Historical researchers are often drawn to material and visual culture but can feel out of their comfort zone when confronted with archives which include images and ‘things’ rather than written and printed texts alone. This course was designed to overcome these difficulties and provide tools for the location, selection and interpretation of visual sources. Central to the course is the consideration of visual sources as evidence in historical practice, featuring diverse media from cartoons to political portraits, in still and moving images, in print and online. It suggests ways in which understanding visual sources can enhance the study of modern history by posing new questions and suggesting new answers to thorny research issues with material unavailable elsewhere. Staff and students consider together issues such as the importance of not using images merely as illustrations of previously concluded arguments, and the necessity of placing images in context and in relation to documentary sources and other images. This critical, comparative approach to visual sources offers insights and in Burke’s phrase, ‘helps historians think creatively about the past’. Representation is presented as a key concept for understanding visual sources and moves the discussion from the image itself to its reception and the position of the viewer in the making of meaning, its analysis and interpretation.

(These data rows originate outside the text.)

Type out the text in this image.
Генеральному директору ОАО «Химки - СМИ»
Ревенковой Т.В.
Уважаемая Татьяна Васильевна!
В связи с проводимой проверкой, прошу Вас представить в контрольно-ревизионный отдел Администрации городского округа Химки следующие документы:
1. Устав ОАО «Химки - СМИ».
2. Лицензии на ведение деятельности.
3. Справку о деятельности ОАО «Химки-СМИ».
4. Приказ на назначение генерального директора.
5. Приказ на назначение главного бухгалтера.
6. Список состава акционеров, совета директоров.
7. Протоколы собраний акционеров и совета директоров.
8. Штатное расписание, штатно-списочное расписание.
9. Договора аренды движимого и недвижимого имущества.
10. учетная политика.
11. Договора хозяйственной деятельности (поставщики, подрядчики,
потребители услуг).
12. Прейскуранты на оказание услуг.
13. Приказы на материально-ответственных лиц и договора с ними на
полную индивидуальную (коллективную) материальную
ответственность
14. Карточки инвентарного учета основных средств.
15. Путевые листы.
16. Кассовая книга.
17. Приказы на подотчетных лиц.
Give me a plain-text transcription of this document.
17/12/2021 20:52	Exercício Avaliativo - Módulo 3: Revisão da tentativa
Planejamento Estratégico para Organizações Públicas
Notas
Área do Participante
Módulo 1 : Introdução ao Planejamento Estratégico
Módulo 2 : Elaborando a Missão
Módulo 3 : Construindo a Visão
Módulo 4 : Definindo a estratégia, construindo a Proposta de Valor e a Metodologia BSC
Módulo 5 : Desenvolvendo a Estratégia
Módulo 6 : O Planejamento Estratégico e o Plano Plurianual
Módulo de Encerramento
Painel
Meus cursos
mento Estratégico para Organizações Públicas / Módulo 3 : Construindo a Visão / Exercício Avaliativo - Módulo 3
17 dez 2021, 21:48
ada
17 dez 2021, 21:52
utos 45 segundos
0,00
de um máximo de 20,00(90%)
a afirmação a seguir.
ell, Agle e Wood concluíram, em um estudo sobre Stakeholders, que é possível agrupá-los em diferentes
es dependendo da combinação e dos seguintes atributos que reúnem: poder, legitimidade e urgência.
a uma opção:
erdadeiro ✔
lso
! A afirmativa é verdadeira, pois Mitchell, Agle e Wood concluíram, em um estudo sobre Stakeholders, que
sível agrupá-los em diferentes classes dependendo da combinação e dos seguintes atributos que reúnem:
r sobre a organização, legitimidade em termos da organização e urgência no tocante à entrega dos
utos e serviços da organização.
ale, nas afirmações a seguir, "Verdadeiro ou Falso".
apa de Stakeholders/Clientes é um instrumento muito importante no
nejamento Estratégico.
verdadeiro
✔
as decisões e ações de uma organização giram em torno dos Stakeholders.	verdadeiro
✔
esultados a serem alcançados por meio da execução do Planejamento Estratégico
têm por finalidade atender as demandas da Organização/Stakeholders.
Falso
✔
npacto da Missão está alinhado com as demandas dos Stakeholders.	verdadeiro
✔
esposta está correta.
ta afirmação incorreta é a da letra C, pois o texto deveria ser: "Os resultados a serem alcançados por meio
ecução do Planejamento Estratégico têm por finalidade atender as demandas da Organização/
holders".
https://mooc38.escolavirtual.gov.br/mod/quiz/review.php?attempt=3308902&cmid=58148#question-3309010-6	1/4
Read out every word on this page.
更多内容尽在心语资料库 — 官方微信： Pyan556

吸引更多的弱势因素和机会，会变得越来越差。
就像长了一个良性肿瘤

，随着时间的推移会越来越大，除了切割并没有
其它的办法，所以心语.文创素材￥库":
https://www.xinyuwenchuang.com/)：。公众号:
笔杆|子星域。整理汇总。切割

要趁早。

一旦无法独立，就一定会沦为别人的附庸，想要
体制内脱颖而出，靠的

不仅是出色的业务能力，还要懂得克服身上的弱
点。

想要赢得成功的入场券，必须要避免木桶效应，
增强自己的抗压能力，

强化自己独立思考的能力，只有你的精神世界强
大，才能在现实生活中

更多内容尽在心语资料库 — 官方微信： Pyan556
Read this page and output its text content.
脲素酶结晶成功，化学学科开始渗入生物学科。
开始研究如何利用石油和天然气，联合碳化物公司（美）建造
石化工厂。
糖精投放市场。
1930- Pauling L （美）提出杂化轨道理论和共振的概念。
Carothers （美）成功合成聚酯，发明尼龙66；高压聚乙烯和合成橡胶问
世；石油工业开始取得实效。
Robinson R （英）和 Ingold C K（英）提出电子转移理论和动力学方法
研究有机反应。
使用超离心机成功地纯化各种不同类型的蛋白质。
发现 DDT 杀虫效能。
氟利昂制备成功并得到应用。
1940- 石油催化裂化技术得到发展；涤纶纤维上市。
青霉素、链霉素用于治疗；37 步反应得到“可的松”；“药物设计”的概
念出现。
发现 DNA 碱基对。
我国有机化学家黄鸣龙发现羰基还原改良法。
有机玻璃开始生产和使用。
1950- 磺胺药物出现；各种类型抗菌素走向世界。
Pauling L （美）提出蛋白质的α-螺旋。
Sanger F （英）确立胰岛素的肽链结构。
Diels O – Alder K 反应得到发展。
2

The course is built around lectures, seminar discussion and visits to archives, museums and libraries. Students have the opportunity to talk in detail to archivists, librarians and curators about their own research needs and find out more about how particular libraries, museums and other archives may be useful to them. These visits also help familiarise students with institutions where research material is deposited and we have found over the years that this has a positive, demystifying effect, which builds confidence and promotes productivity.
An Introduction to Visual Sources for Historians takes the form of full-day sessions held over the course of five weeks (the first three sessions are on Tuesdays; the final two on Mondays). The sessions will normally start with a lecture, followed by a seminar discussion. After lunch each week, the group will visit a gallery or institution of relevance to the week’s topic. Individual attention is a hall mark of the course.